After what Erie described as limited communication from the regulator, in May 2023 the administration̵

7;s P&C division and the commissioner surprised Erie by issuing four public decision letters without completing a licensing investigation it had previously determined was necessary, the lawsuit said.

The letters said the administration concluded that Erie was terminating its agency contracts because they did not meet “illegally imposed” loss ratio requirements, and that the insurer had adopted loss ratio metrics “intended to target agencies writing business in urban areas and to reduce volume of business written in these areas.”

Erie said the letters “contain ‘findings’ based on non-existent Erie ‘failures’ to provide certain information to MIA” that were “caused solely and exclusively by MIA’s sudden abandonment of its oft-repeated intention” to complete the licensing investigation.

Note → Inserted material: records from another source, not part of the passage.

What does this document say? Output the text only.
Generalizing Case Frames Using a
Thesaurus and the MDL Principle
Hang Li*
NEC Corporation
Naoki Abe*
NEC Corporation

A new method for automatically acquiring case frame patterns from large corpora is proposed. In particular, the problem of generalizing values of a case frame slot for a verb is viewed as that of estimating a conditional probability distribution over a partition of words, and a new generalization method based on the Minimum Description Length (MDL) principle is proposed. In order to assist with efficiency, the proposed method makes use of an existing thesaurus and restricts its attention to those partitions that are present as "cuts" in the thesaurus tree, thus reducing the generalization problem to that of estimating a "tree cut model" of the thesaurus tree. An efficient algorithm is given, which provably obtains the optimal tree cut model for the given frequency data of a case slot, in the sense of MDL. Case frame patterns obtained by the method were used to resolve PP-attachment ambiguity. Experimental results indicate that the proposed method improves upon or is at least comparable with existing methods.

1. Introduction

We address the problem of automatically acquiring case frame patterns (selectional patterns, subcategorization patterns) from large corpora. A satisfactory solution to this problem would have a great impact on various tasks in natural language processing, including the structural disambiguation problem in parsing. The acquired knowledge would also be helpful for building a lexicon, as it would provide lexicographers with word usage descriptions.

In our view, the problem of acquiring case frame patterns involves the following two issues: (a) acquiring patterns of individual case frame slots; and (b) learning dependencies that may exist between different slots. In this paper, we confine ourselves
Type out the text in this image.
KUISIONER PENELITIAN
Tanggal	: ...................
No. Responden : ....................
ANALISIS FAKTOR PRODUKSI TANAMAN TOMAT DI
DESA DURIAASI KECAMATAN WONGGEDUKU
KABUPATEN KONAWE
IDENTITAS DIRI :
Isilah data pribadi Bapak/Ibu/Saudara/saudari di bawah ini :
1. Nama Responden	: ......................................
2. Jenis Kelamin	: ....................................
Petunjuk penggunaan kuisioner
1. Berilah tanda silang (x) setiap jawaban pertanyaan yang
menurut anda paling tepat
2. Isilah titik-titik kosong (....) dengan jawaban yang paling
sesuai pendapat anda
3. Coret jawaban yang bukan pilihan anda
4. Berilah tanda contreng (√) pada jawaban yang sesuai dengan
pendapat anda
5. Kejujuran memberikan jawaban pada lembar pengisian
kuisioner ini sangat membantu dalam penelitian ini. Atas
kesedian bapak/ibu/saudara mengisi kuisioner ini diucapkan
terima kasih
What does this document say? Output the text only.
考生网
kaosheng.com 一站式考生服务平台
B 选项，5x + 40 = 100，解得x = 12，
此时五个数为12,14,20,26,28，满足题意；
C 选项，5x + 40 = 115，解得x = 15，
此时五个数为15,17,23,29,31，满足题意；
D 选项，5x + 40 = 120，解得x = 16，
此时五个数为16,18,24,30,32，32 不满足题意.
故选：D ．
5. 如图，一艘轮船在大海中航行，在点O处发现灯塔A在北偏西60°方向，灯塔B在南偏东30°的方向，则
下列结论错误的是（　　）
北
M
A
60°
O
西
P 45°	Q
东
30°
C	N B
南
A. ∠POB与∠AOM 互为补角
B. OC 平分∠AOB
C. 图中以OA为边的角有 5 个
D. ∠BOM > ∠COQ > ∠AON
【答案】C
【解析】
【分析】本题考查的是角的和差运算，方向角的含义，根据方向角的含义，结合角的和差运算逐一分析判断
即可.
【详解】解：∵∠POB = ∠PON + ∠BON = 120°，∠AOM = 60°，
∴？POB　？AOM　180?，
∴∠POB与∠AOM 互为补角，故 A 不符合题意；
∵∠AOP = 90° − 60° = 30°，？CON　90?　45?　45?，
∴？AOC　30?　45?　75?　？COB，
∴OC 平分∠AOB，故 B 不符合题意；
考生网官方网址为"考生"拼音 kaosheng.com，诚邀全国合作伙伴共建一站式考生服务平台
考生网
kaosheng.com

Among other things, Erie claimed that the letter disclosed confidential business information.

The insurer said the insurance administration and commissioner rushed to publish the letters, based on an incomplete investigation, because “the companies that had filed complaints of administrative discrimination against Erie grew impatient waiting for the administration to complete the ‘thorough’ year-long investigation that MIA had determined that it was required for the complex issues presented by the administration’s complaint.”

Erie is seeking a temporary restraining order and preliminary injunction preventing further dissemination of its “confidential, privileged and proprietary information” in the decision letters, and a permanent mandatory injunction directing the administration and the commissioner to withdraw the decision letters and a declaration that the letters are illegal.

Erie did not respond to a request for further comment, while an administration spokesman said in a statement that he could not comment because the matter is in litigation.